Good tips above - bounce the flash off the ceiling. Makes the ceiling a huge light source so softer light. Be aware that you might get shadows under people's eyes etc because the light is coming from above them. Look up "bounce cards". Just get a sheet of white paper/cardboard (maybe A5 sized) and a rubber band. The idea is that most of the flash light will bounce off the ceiling, but the bounce card will direct some light forward to give a bit of fill to lift some of those facial shadows. Think about the paths light is taking.

Not sure how big the room is or how many people. If it's a big function, be aware that you may not have enough flash power to light the whole room. Backgrounds may be extremely dark or black.

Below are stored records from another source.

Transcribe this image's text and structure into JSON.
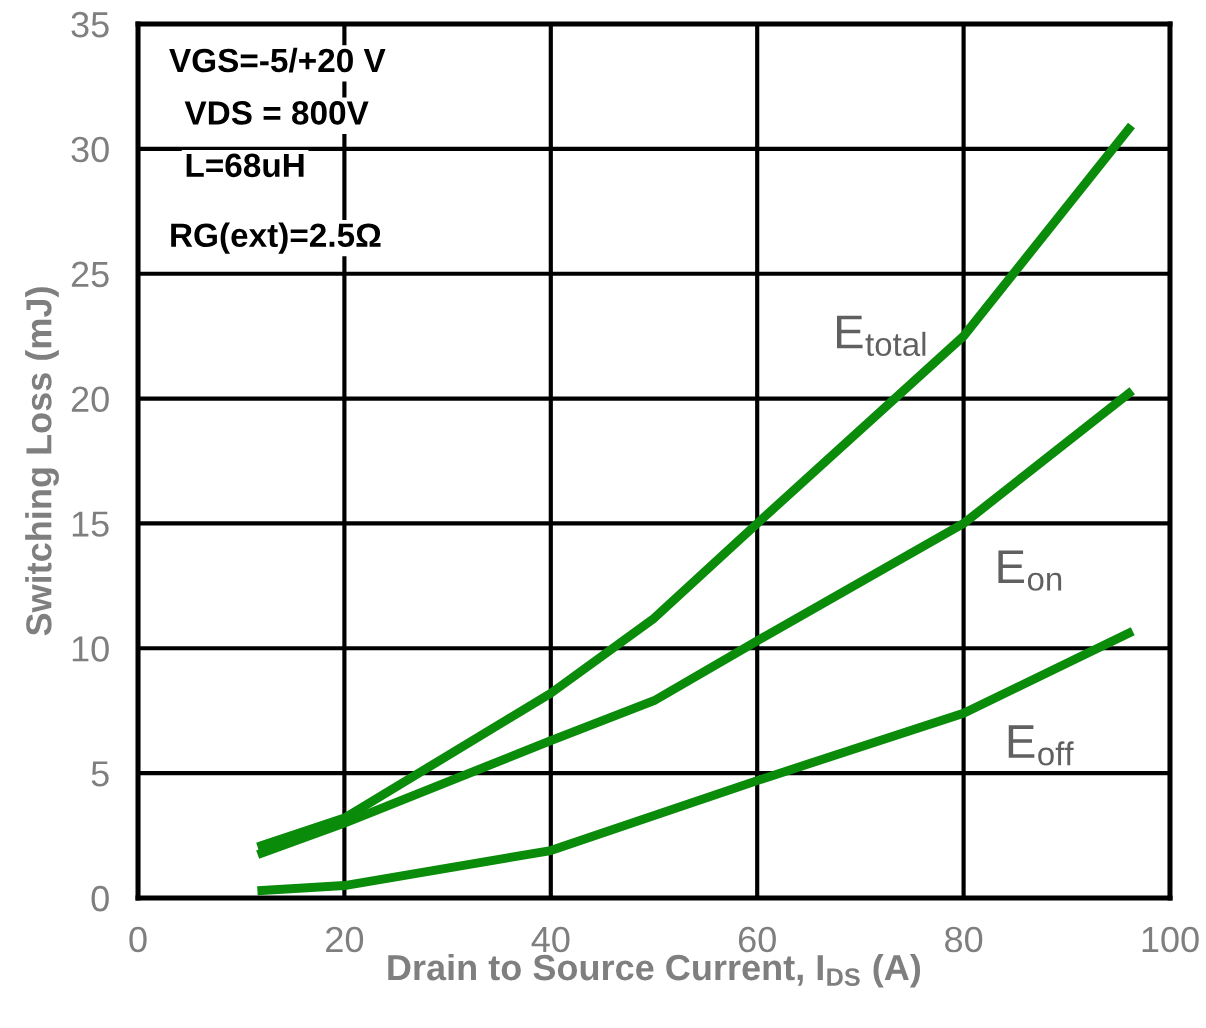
{
  "chart_data": {
    "type": "line",
    "xlabel": "Drain to Source Current, I$_{DS}$ (A)",
    "ylabel": "Switching Loss (mJ)",
    "xlim": [
      0,
      100
    ],
    "xticks": [
      0,
      20,
      40,
      60,
      80,
      100
    ],
    "ylim": [
      0,
      35
    ],
    "yticks": [
      0,
      5,
      10,
      15,
      20,
      25,
      30,
      35
    ],
    "grid": true,
    "marker": "none",
    "line_style": "solid",
    "annotations": [
      "VGS=-5/+20 V",
      "VDS = 800V",
      "L=68uH",
      "RG(ext)=2.5Ω"
    ],
    "series": [
      {
        "name": "E$_{total}$",
        "color": "#0a8c0a",
        "x": [
          12,
          20,
          40,
          50,
          60,
          80,
          96
        ],
        "values": [
          2.1,
          3.2,
          8.2,
          11.2,
          15,
          22.5,
          30.8
        ]
      },
      {
        "name": "E$_{on}$",
        "color": "#0a8c0a",
        "x": [
          12,
          20,
          40,
          50,
          60,
          80,
          96
        ],
        "values": [
          1.8,
          3.0,
          6.3,
          7.9,
          10.3,
          15,
          20.2
        ]
      },
      {
        "name": "E$_{off}$",
        "color": "#0a8c0a",
        "x": [
          12,
          20,
          40,
          60,
          80,
          96
        ],
        "values": [
          0.3,
          0.5,
          1.9,
          4.7,
          7.4,
          10.6
        ]
      }
    ]
  }
}
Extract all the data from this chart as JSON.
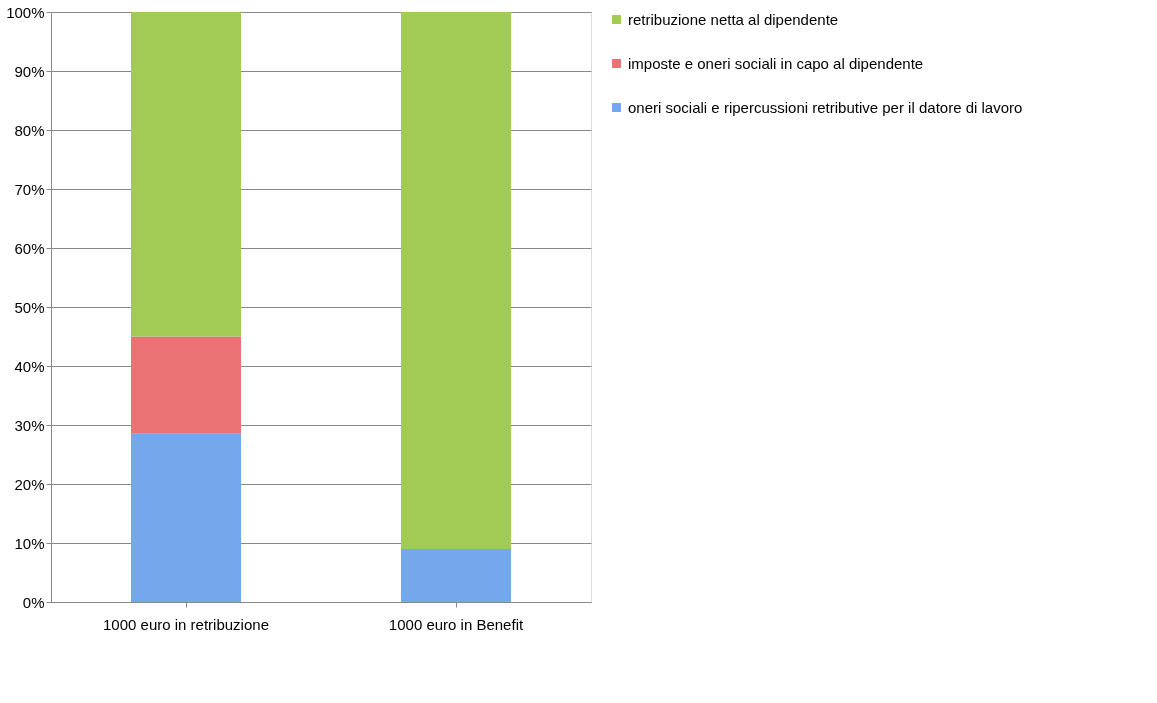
{
  "chart_data": {
    "type": "bar",
    "stacked": true,
    "categories": [
      "1000 euro in retribuzione",
      "1000 euro in Benefit"
    ],
    "series": [
      {
        "name": "oneri sociali e ripercussioni retributive per il datore di lavoro",
        "color": "#74a8ec",
        "values": [
          28.5,
          9
        ]
      },
      {
        "name": "imposte e oneri sociali in capo al dipendente",
        "color": "#ea7275",
        "values": [
          16.5,
          0
        ]
      },
      {
        "name": "retribuzione netta al dipendente",
        "color": "#a2cb55",
        "values": [
          55,
          91
        ]
      }
    ],
    "ylim": [
      0,
      100
    ],
    "yticks": [
      {
        "value": 0,
        "label": "0%"
      },
      {
        "value": 10,
        "label": "10%"
      },
      {
        "value": 20,
        "label": "20%"
      },
      {
        "value": 30,
        "label": "30%"
      },
      {
        "value": 40,
        "label": "40%"
      },
      {
        "value": 50,
        "label": "50%"
      },
      {
        "value": 60,
        "label": "60%"
      },
      {
        "value": 70,
        "label": "70%"
      },
      {
        "value": 80,
        "label": "80%"
      },
      {
        "value": 90,
        "label": "90%"
      },
      {
        "value": 100,
        "label": "100%"
      }
    ],
    "grid": "y",
    "legend": "right"
  }
}
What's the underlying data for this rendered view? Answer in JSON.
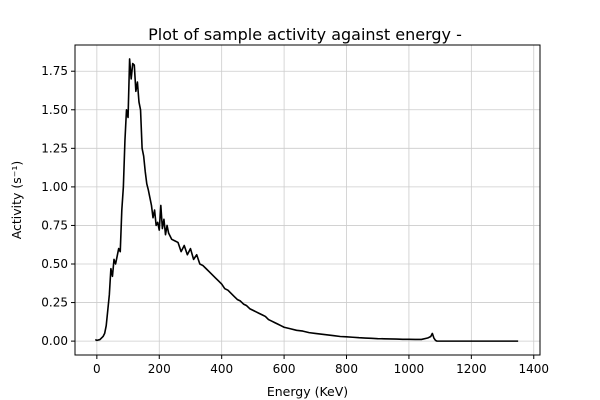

Exposure-wise, if you're relying on flash as your predominant light-source, shutter speed is not really import as a general rule. The flash burst will be much quicker than your shutter speed. It's all about aperture and ISO. Robert's recommended settings above are the ballpark I was going to suggest. Notice he' recommending pretty wide apertures and a pretty high ISO. This will make your flash work less hard, so batteries will last longer and recycle times quicker. Also it may help ambient light in a bit more so all of your backgrounds are less dark.

If you can get there before the event, practise some shots with noone there. If not, practise at home. A lot. Become comfortable with the flash and adjusting the settings.

Oh, and have fun. Don't let the photography consume your night.